CAUL Hub project Co-leader Dr Cecily Maller has joined the editorial team of a new, open access, interdisciplinary journal called People and Nature, published by the British Ecological Society. Led by Kevin J Gaston, Professor of Biodiversity and Conservation at the University of Exeter, People and Nature will be dedicated to publishing high-quality, peer-reviewed work from research areas exploring relationships between humans and nature. Read more about the new journal here.
CAUL Hub analysis of 2.2 million tweets has found people in parks are more positive, and around areas like major transport hubs, more negative. The research team, including Dave Kendal and Kate Lee combined social media, and big data analytics, tied to real time and place, to develop an understanding of the well-being benefits of city parks. To find out more about the research, read this article in The Conversation.
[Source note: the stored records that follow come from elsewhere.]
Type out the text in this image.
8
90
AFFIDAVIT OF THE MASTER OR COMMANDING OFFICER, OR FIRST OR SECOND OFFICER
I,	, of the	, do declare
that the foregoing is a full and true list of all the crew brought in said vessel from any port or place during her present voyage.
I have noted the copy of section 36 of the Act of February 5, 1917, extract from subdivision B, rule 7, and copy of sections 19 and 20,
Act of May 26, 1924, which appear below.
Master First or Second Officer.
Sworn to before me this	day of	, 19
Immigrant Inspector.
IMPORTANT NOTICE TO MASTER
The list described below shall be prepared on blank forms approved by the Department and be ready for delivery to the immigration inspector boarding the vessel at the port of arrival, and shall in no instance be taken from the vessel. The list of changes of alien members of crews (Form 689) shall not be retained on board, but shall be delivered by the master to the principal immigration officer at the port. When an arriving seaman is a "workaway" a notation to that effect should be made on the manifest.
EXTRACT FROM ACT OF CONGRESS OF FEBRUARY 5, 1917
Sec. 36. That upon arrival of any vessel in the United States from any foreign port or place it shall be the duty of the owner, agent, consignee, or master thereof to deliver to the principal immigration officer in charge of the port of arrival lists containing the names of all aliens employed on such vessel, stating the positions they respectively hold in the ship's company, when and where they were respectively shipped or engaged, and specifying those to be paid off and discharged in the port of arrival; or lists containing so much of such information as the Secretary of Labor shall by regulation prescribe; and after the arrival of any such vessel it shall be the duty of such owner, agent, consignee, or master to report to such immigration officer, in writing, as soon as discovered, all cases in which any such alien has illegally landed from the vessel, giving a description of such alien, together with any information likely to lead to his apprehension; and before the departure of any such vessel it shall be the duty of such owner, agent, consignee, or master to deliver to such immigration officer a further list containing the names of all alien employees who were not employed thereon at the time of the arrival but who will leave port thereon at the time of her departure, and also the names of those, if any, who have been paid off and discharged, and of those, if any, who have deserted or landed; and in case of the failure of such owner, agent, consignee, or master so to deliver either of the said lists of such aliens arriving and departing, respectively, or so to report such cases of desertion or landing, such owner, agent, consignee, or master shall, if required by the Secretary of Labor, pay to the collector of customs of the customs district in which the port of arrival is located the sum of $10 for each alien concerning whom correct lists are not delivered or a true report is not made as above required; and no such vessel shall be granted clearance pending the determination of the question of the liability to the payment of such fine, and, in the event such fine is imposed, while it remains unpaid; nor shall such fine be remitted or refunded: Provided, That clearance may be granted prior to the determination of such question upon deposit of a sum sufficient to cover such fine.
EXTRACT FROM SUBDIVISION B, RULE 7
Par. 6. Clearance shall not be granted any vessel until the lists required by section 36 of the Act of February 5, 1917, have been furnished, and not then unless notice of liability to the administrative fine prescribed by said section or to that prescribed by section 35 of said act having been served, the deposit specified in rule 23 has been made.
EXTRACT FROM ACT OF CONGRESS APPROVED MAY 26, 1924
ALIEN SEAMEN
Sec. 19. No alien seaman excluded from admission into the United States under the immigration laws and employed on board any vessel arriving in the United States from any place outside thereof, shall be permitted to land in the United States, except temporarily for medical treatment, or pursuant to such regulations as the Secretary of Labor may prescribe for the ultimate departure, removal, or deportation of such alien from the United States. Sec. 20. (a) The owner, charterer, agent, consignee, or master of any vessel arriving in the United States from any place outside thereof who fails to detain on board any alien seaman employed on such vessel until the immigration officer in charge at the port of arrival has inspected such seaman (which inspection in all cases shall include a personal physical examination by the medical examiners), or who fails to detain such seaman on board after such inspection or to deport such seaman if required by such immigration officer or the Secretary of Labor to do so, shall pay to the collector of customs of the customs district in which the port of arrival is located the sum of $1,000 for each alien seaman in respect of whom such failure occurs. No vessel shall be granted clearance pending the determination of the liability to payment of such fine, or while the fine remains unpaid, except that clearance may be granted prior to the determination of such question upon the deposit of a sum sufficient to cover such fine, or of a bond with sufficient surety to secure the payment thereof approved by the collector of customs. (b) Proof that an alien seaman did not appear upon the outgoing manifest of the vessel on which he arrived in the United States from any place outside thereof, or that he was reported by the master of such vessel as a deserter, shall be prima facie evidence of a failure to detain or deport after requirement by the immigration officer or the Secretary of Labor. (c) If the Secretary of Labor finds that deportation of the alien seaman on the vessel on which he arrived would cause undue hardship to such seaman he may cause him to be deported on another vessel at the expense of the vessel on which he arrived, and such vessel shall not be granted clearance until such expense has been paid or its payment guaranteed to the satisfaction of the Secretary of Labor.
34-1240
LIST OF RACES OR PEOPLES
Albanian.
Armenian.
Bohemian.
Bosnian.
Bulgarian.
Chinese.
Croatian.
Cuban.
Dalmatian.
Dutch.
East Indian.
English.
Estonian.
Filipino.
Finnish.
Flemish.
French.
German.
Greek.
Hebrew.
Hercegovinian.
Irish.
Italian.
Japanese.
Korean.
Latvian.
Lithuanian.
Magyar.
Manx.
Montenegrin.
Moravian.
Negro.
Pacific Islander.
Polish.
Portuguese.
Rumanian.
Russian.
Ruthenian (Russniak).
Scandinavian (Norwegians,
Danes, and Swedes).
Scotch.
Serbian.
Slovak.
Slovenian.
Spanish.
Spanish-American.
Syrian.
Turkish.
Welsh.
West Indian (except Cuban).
CAUL Hub hosted the sell-out Melbourne Knowledge Week event - Indigenous Perspectives in City Planning. The interactive panel discussion and workshop was a chance for attendees to consider the challenges, opportunities and practical ways of incorporating Indigenous knowledge and culture in the work they do.
The virtual greening app Plant Life Balance, created using research from the CAUL Hub, has won a coveted Webby Award. A Webby Award is an award for excellence in electronic media presented annually by The International Academy of Digital Arts and Sciences, a judging body composed of over two thousand industry experts and technology innovators. The app won the People’s Voice award in the category of Mobile Sites & Apps – Lifestyle.
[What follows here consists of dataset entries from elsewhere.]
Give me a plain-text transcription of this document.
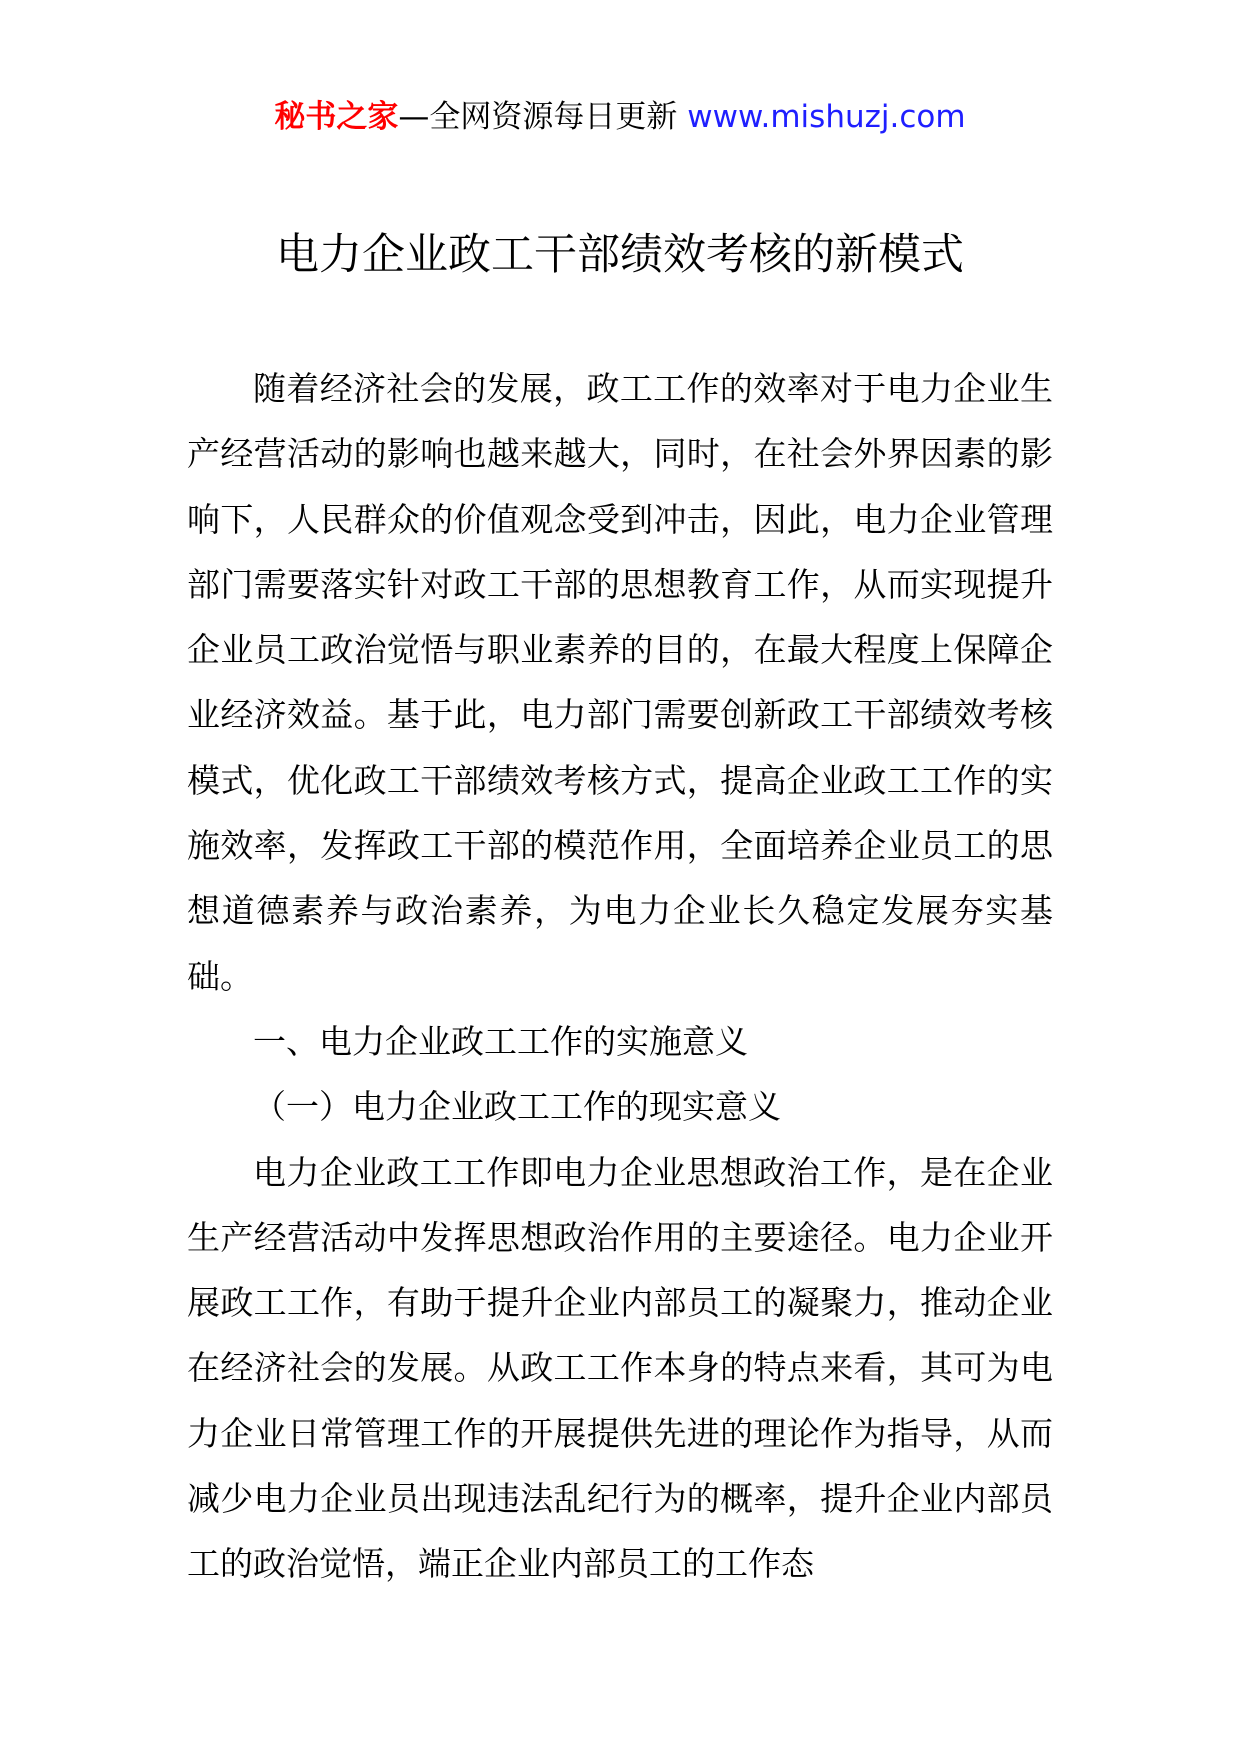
秘书之家—全网资源每日更新 www.mishuzj.com
电力企业政工干部绩效考核的新模式

随着经济社会的发展，政工工作的效率对于电力企业生产经营活动的影响也越来越大，同时，在社会外界因素的影响下，人民群众的价值观念受到冲击，因此，电力企业管理部门需要落实针对政工干部的思想教育工作，从而实现提升企业员工政治觉悟与职业素养的目的，在最大程度上保障企业经济效益。基于此，电力部门需要创新政工干部绩效考核模式，优化政工干部绩效考核方式，提高企业政工工作的实施效率，发挥政工干部的模范作用，全面培养企业员工的思想道德素养与政治素养，为电力企业长久稳定发展夯实基础。

一、电力企业政工工作的实施意义

（一）电力企业政工工作的现实意义

电力企业政工工作即电力企业思想政治工作，是在企业生产经营活动中发挥思想政治作用的主要途径。电力企业开展政工工作，有助于提升企业内部员工的凝聚力，推动企业在经济社会的发展。从政工工作本身的特点来看，其可为电力企业日常管理工作的开展提供先进的理论作为指导，从而减少电力企业员出现违法乱纪行为的概率，提升企业内部员工的政治觉悟，端正企业内部员工的工作态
CAUL was part of the Sydney BioBlitz, held at Sydney Park 14-15 April, and run by The City of Sydney and the National Parks Association of NSW. The event was a celebration of urban biodiversity, bringing together scientists, naturalists and community members, and encouraging visitors to become citizen scientists for a day by recording as many living things as possible. CAUL researchers, including Caraph Threlfall and Luis Mata, took visitors on pollinator, insects and bat walks, and taught them how to use our Urban Wildlife App, which allows users to record sightings of bell frogs, beneficial insects and flying foxes. The data from the app helps CAUL scientists to better understand how we can manage native wildlife and their habitats.